ETIAS is just a visa waiver. It is a pre-travel screening process and those in possession have approval to enter without a visa for a limited period. There is no associated tracking.

EES is the monitoring mechanism to check movement in and out.

Yes obviously, but requiring non-europeans to be pre-screened should seriously speed monitoring and tracking as data will already be in the system.

And really if a few thousand people spend more time than they should in one EU country rather than another is this a major issue? The PTB should know who is within the Schengen border, and many other ways of tracking precisely where they are. Seriously evil criminals will have other entry and exit routes I imagine.

As with so much legislation the important thing is to have the ability to put controls in place.

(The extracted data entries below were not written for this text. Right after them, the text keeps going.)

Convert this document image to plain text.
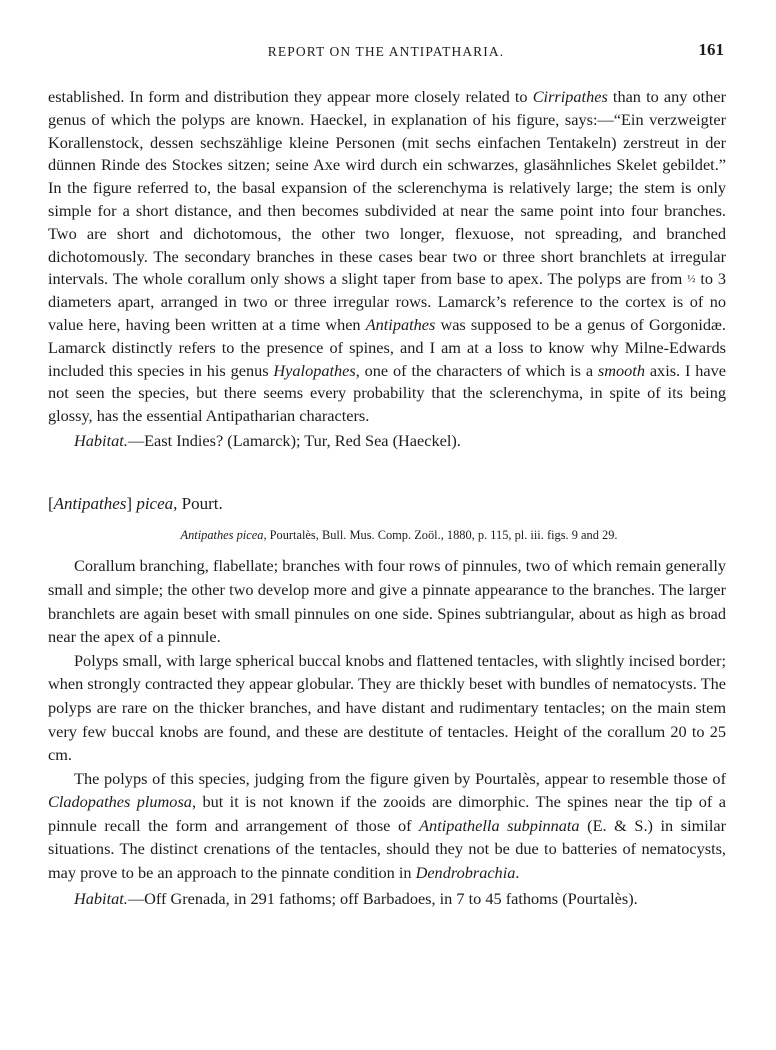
REPORT ON THE ANTIPATHARIA.	161

established. In form and distribution they appear more closely related to Cirripathes than to any other genus of which the polyps are known. Haeckel, in explanation of his figure, says:—“Ein verzweigter Korallenstock, dessen sechszählige kleine Personen (mit sechs einfachen Tentakeln) zerstreut in der dünnen Rinde des Stockes sitzen; seine Axe wird durch ein schwarzes, glasähnliches Skelet gebildet.” In the figure referred to, the basal expansion of the sclerenchyma is relatively large; the stem is only simple for a short distance, and then becomes subdivided at near the same point into four branches. Two are short and dichotomous, the other two longer, flexuose, not spreading, and branched dichotomously. The secondary branches in these cases bear two or three short branchlets at irregular intervals. The whole corallum only shows a slight taper from base to apex. The polyps are from ½ to 3 diameters apart, arranged in two or three irregular rows. Lamarck’s reference to the cortex is of no value here, having been written at a time when Antipathes was supposed to be a genus of Gorgonidæ. Lamarck distinctly refers to the presence of spines, and I am at a loss to know why Milne-Edwards included this species in his genus Hyalopathes, one of the characters of which is a smooth axis. I have not seen the species, but there seems every probability that the sclerenchyma, in spite of its being glossy, has the essential Antipatharian characters.

Habitat.—East Indies? (Lamarck); Tur, Red Sea (Haeckel).

[Antipathes] picea, Pourt.

Antipathes picea, Pourtalès, Bull. Mus. Comp. Zoöl., 1880, p. 115, pl. iii. figs. 9 and 29.

Corallum branching, flabellate; branches with four rows of pinnules, two of which remain generally small and simple; the other two develop more and give a pinnate appearance to the branches. The larger branchlets are again beset with small pinnules on one side. Spines subtriangular, about as high as broad near the apex of a pinnule.

Polyps small, with large spherical buccal knobs and flattened tentacles, with slightly incised border; when strongly contracted they appear globular. They are thickly beset with bundles of nematocysts. The polyps are rare on the thicker branches, and have distant and rudimentary tentacles; on the main stem very few buccal knobs are found, and these are destitute of tentacles. Height of the corallum 20 to 25 cm.

The polyps of this species, judging from the figure given by Pourtalès, appear to resemble those of Cladopathes plumosa, but it is not known if the zooids are dimorphic. The spines near the tip of a pinnule recall the form and arrangement of those of Antipathella subpinnata (E. & S.) in similar situations. The distinct crenations of the tentacles, should they not be due to batteries of nematocysts, may prove to be an approach to the pinnate condition in Dendrobrachia.

Habitat.—Off Grenada, in 291 fathoms; off Barbadoes, in 7 to 45 fathoms (Pourtalès).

If it isn’t there 100% of the time then that’s an option for each country.

It can be set up on a (relatively) simple spreadsheet.

“In efforts to comply with the European Union’s Entry/Exit System (EES) which is expected to go fully operational by the last quarter of this year, Belgium’s Federal Council of Ministers has given clearance for the establishment of a new biometric migrant database to be accessible by all EU member states.”
“The announcement provides the example of a traveler entering Spain visa-free from outside of the EU, but deciding to travel to Belgium when their 90 days have expired, rather than leave the bloc. The current system does not afford a method of knowing when their allowed stay has expired, whereas EES will provide a digital trail.”

EES has been postponed until May 2023

ETIAS has been postponed from May 2023 until Nov 2023
EU Postpones Launch of ETIAS to November 2023 -

1 Like

And it now seems from November 2023 there will be a 6 month transition period - so full implementation from April 2024.